Prefix Caching¶

Prefix caching reuses compatible prefix KV cache state across requests. It is a capacity and latency optimization for workloads with shared prompts or repeated prefixes.

Configuration¶

enable_prefix_caching controls whether compatible strategies may use prefix caching.

The value is boolean and defaults to True. Strategy normalization still has the final say: decoding_strategy="d2f" forces prefix caching off, while multi_bd and dmax leave it enabled when the rest of the cache layout is compatible.

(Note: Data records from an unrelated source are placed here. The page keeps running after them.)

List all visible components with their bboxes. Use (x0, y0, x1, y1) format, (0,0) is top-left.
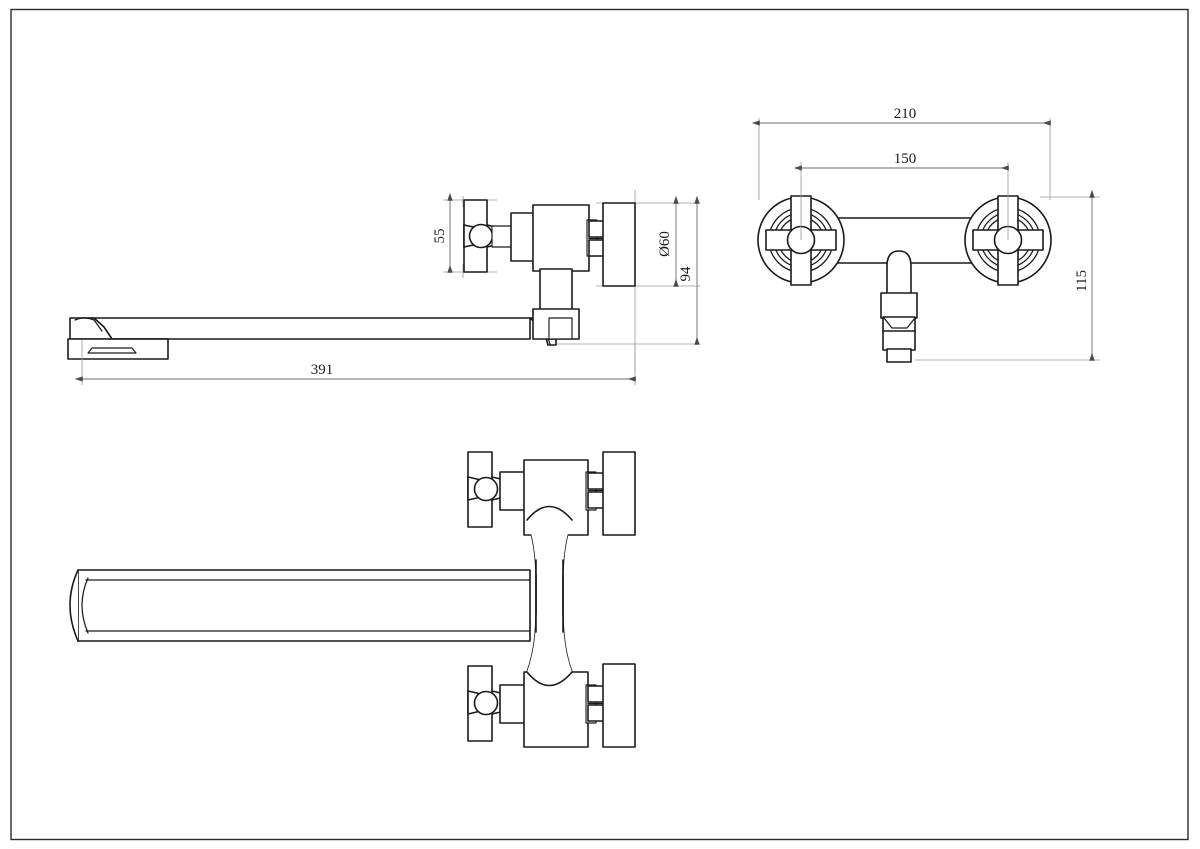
top-spout-tube (77, 569, 531, 642)
faucet-body-block (532, 204, 590, 272)
top-valve-bonnet-lower (499, 684, 526, 724)
top-spine-blend-upper (526, 505, 573, 521)
dimension-label-115: 115 (1074, 270, 1090, 292)
side-view: 55 Ø60 94 391 (67, 190, 700, 385)
wall-escutcheon-side (602, 202, 636, 287)
spout-tube (81, 317, 531, 340)
spout-aerator-nose (69, 317, 113, 340)
front-downspout-collar (880, 292, 918, 319)
top-valve-assembly-upper (467, 451, 636, 575)
top-spine-blend-lower-fill (527, 615, 572, 672)
dimension-label-210: 210 (894, 106, 917, 122)
top-escutcheon-lower (602, 663, 636, 748)
body-outlet-slot (548, 317, 573, 340)
sheet-border (10, 8, 1189, 841)
front-downspout-neck (886, 250, 912, 296)
top-spine-blend-lower (526, 671, 573, 687)
top-spout-end-inner (81, 577, 89, 634)
dimension-label-94: 94 (678, 266, 694, 282)
dimension-inlet-centers: 150 (793, 151, 1009, 240)
valve-bonnet (510, 212, 536, 262)
top-handle-hub-lower (473, 690, 499, 716)
top-valve-bonnet-upper (499, 471, 526, 511)
dimension-escutcheon-diameter: Ø60 (657, 195, 679, 287)
dimension-overall-width: 210 (751, 106, 1051, 200)
dimension-label-55: 55 (432, 229, 448, 244)
spout-nose-curve (74, 317, 103, 332)
body-neck (539, 268, 573, 312)
dimension-spout-length: 391 (74, 340, 636, 385)
dimension-label-150: 150 (894, 151, 917, 167)
front-aerator-mid (882, 330, 916, 351)
top-spine-blend-upper-fill (527, 520, 572, 575)
handle-hub-circle (468, 223, 494, 249)
front-view: 210 150 115 (751, 106, 1100, 363)
top-view (69, 451, 636, 748)
top-escutcheon-upper (602, 451, 636, 536)
top-valve-assembly-lower (467, 615, 636, 748)
front-aerator-chamfer (883, 317, 916, 329)
dimension-label-d60: Ø60 (657, 231, 673, 257)
top-spout-end-cap (69, 569, 79, 642)
spout-aerator-slot (87, 347, 137, 354)
dimension-handle-height: 55 (432, 192, 453, 273)
front-aerator-tip (886, 348, 912, 363)
top-handle-hub-upper (473, 476, 499, 502)
dimension-front-height: 115 (915, 189, 1100, 361)
dimension-label-391: 391 (311, 362, 334, 378)
handle-stem-short (491, 225, 513, 248)
dimension-body-height: 94 (678, 195, 700, 345)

Surface	How to set it	Notes
Server CLI	Prefix caching is enabled by default; add `--disable-prefix-caching` to turn it off.	Useful when debugging cache layout or request state.
Benchmark CLI	Use `--enable-prefix-caching` or `--no-enable-prefix-caching`.	Makes prefix-cache behavior explicit in experiment commands.

When to Disable It¶

Disable prefix caching while debugging cache layout, request state, or strategy changes. Once correctness is stable, re-enable it for throughput and latency checks.

Related Arguments¶

Surface	Names	Notes
Python/config	`enable_prefix_caching`	Main config field before strategy normalization.
CLI	`--disable-prefix-caching`, `--enable-prefix-caching`, `--no-enable-prefix-caching`	Server and benchmark CLIs expose the toggle with different flag names.
Related config	`decoding_strategy`, `multi_block_prefix_full`, `kv_cache_layout`	Strategy and cache layout decide whether prefix reuse is actually compatible.